An incredibly underrated, low-budget slow-burn horror, “They Look Like People” follows Wyatt (MacLeod Andrews) who runs into his old friend, Christian (Evan Dunouchel), who insists Wyatt stay with him. Not long after moving in with Christian, Wyatt begins receiving mysterious phone calls in the middle of the night from someone trying to warn him that evil creatures have inhabited the bodies of everyone around him and that he must be ready to fight these creatures when the time comes. Wyatt’s paranoia builds as he continues receiving calls from both this mystery admonisher and from one of the monsters. His increasingly worrying behavior isolates him from everyone around him as he attempts to prepare for the apocalypse while trying to figure out if what is happening is even real. “They Look Like People” sympathizes with, rather than demonizes, its subject in a way that is rare in horror. That said, the movie can be slow-burning to a fault, with ASMR-triggering dialogue in between its truly tense moments. But overall, the tension which builds throughout the film more than makes up for its lack of noise. “They Look Like People” is available on Amazon Prime.

“Super Dark Times” (2017)

“Super Dark Times” centers on best friends Zach (Owen Campbell) and Josh (Charlie Tahan) whose lives begin to change rapidly after covering up a grisly accident.

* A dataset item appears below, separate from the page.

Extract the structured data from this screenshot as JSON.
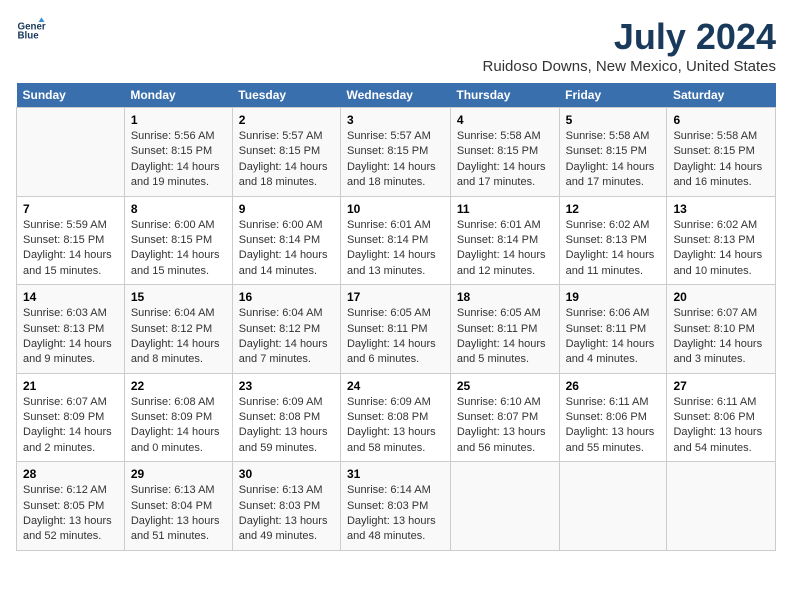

In one quick stroke, their innocence is mutilated and they are forced to navigate adolescence as if nothing has changed. Over them looms the threat that a repressed latent violence which has slowly been bubbling up to the surface might destroy everything around them. The weight of what they have done eats them alive and a disquieting sense of gloom seeps into everything around them as they descend into paranoia and delusion. The incredible acting by the young cast is matched by the dark mood created by their surroundings. The poor rural New England town during a chilly fall in the 1990s is the perfect setting for building the ominous atmosphere which ends up being even more unnerving than the actual plot. Everything is cold, despondent and far too quiet, as if at any moment we might hear a twig snap and be sent into a panic. “Super Dark Times” is available on Netflix.

“The Wailing” (2016)

A small town in South Korea already beset by a series of killings and a mysterious disease that causes its victims to become deranged and kill their families is further disrupted by the arrival of a strange man who  settles on the outskirts of town. Bumbling policeman Jong-Goo (Kwak Do-won) is struggling to find answers when his daughter becomes ill with the disease, causing him and others in the town to frantically search for  the perpetrator of these supernatural tragedies. They enlist the help of an arrogant shaman, try to get answers from a peculiar woman with no name, and terrorize the strange new man in the hopes of finding a tangible answer before it’s too late. The result is a film so terrifyingly enthralling that its two and a half hour run time flies by, rocketing toward one of the most compelling twists I’ve ever seen in a modern horror film. “The Wailing” is available on Tubi.